A Comparison of Three Measurement Models for the Wheel-mounted MEMS IMU-based Dead Reckoning System
Yibin Wu, Xiaoji Niu, Jian Kuang

TL;DR
This paper compares three measurement models for a wheel-mounted MEMS IMU-based dead reckoning system, demonstrating their effectiveness and robustness in land vehicle navigation with less than 2% drift.
Contribution
It introduces and evaluates three measurement models for Wheel-IMU dead reckoning, highlighting the displacement increment model's robustness to lever arm errors.
Findings
All models achieve less than 2% position drift.
Displacement increment model is less sensitive to lever arm errors.
Theoretical and field tests confirm the models' feasibility.
Abstract
A self-contained autonomous dead reckoning (DR) system is desired to complement the Global Navigation Satellite System (GNSS) for land vehicles, for which odometer-aided inertial navigation system (ODO/INS) is a classical solution.

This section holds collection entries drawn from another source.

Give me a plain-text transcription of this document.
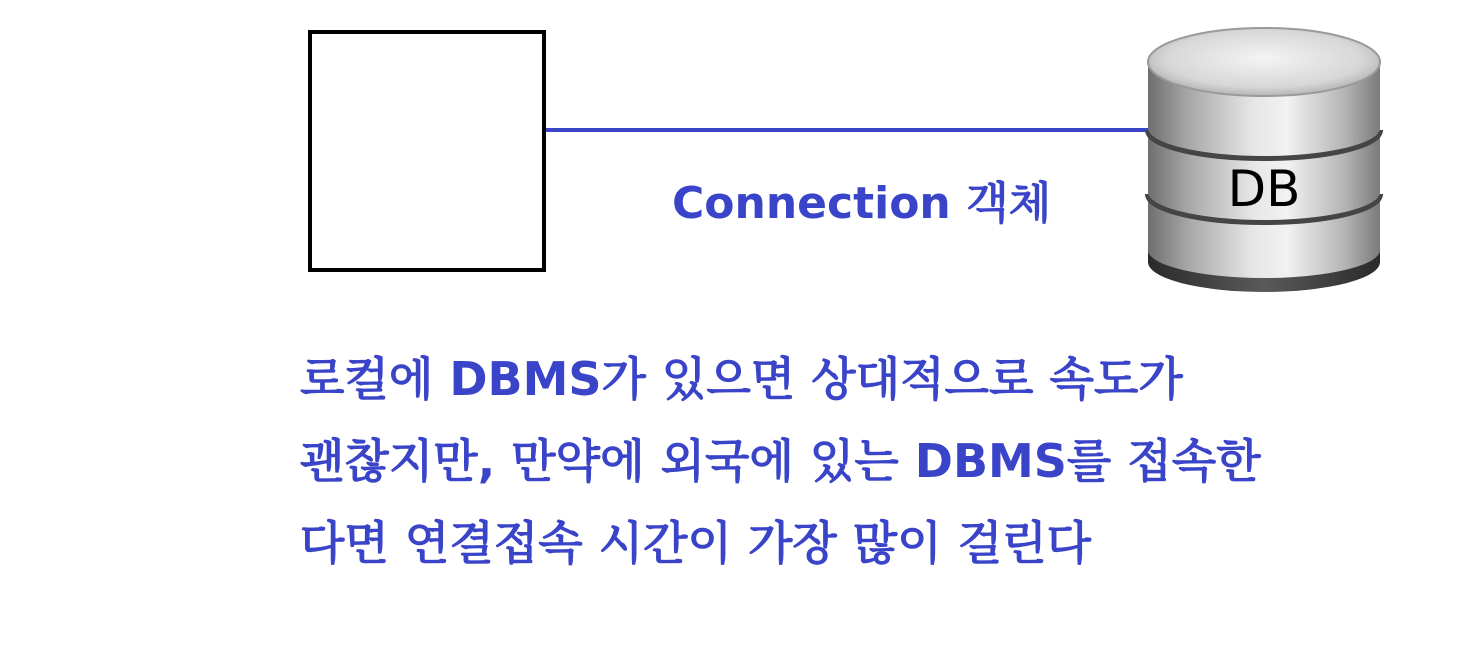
Connection 객체	DB
로컬에 DBMS가 있으면 상대적으로 속도가
괜찮지만, 만약에 외국에 있는 DBMS를 접속한
다면 연결접속 시간이 가장 많이 걸린다
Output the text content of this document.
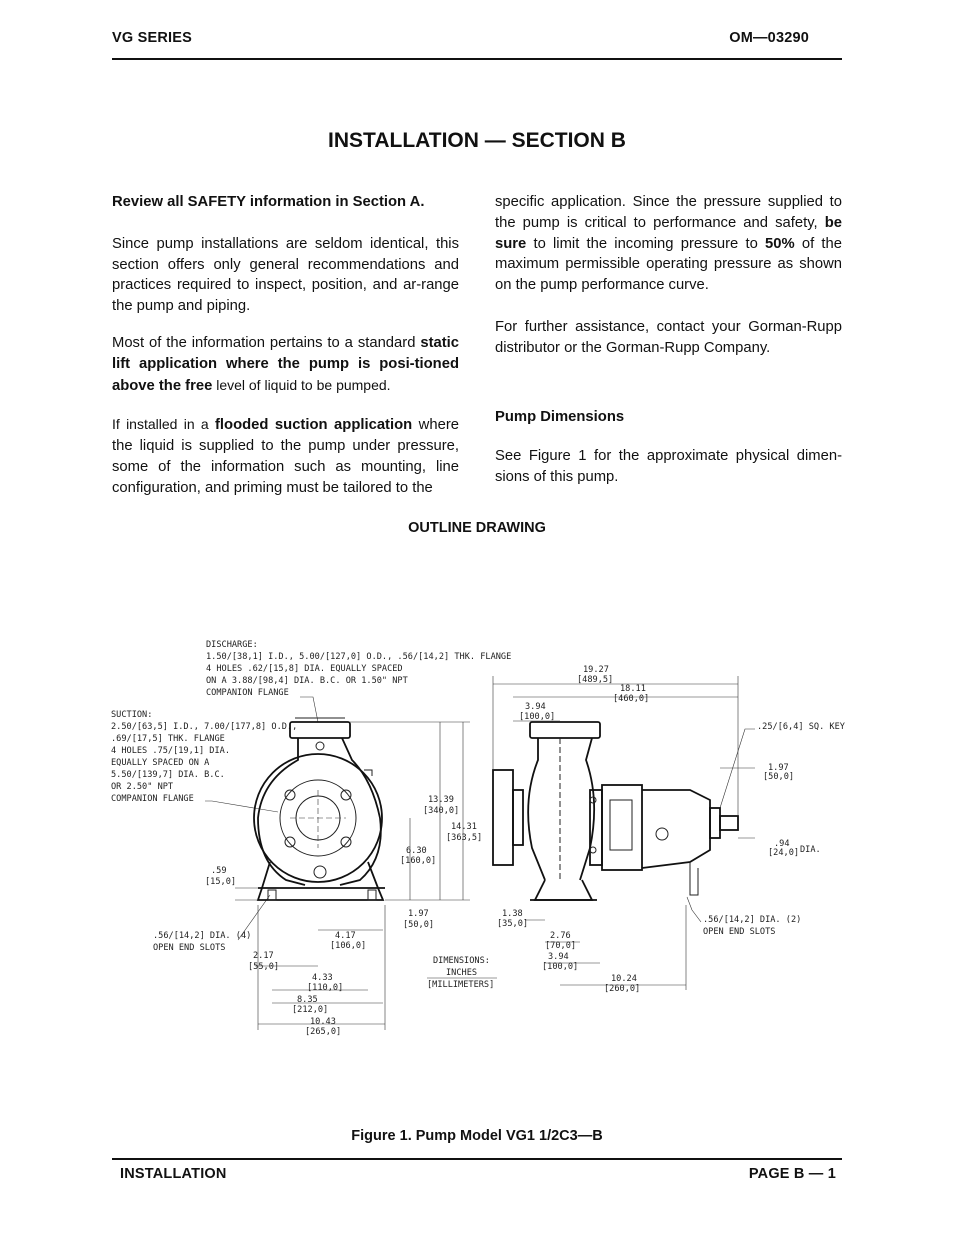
VG SERIES	OM—03290
INSTALLATION — SECTION B

Review all SAFETY information in Section A.

Since pump installations are seldom identical, this section offers only general recommendations and practices required to inspect, position, and ar-range the pump and piping.

Most of the information pertains to a standard static lift application where the pump is posi-tioned above the free level of liquid to be pumped.

If installed in a flooded suction application where the liquid is supplied to the pump under pressure, some of the information such as mounting, line configuration, and priming must be tailored to the

specific application. Since the pressure supplied to the pump is critical to performance and safety, be sure to limit the incoming pressure to 50% of the maximum permissible operating pressure as shown on the pump performance curve.

For further assistance, contact your Gorman-Rupp distributor or the Gorman-Rupp Company.

Pump Dimensions

See Figure 1 for the approximate physical dimen-sions of this pump.

OUTLINE DRAWING
DISCHARGE:
1.50/[38,1] I.D., 5.00/[127,0] O.D., .56/[14,2] THK. FLANGE
4 HOLES .62/[15,8] DIA. EQUALLY SPACED
ON A 3.88/[98,4] DIA. B.C. OR 1.50" NPT
COMPANION FLANGE
SUCTION:
2.50/[63,5] I.D., 7.00/[177,8] O.D.,
.69/[17,5] THK. FLANGE
4 HOLES .75/[19,1] DIA.
EQUALLY SPACED ON A
5.50/[139,7] DIA. B.C.
OR 2.50" NPT
COMPANION FLANGE
.56/[14,2] DIA. (4)
OPEN END SLOTS
.56/[14,2] DIA. (2)
OPEN END SLOTS
.25/[6,4] SQ. KEY
DIMENSIONS:
INCHES
[MILLIMETERS]
.59
[15,0]
13.39
[340,0]
14.31
[363,5]
6.30
[160,0]
1.97
[50,0]
4.17
[106,0]
2.17
[55,0]
4.33
[110,0]
8.35
[212,0]
10.43
[265,0]
19.27
[489,5]
18.11
[460,0]
3.94
[100,0]
1.97
[50,0]
.94
[24,0] DIA.
1.38
[35,0]
2.76
[70,0]
3.94
[100,0]
10.24
[260,0]
Figure 1. Pump Model VG1 1/2C3—B
INSTALLATION	PAGE B — 1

In this study, we use a wheel-mounted MEMS IMU (Wheel-IMU) to substitute the odometer, and further, investigate three types of measurement models, including the velocity measurement, displacement increment measurement, and contact point zero-velocity measurement, in the Wheel-IMU based DR system. The measurement produced by the Wheel-IMU along with the non-holonomic constraint (NHC) are fused with INS through an error-state extended Kalman filter (EKF). Theoretical discussion and field tests illustrate the feasibility and equivalence of the three measurements in terms of the overall DR performance. The maximum horizontal position drifts are all less than 2%…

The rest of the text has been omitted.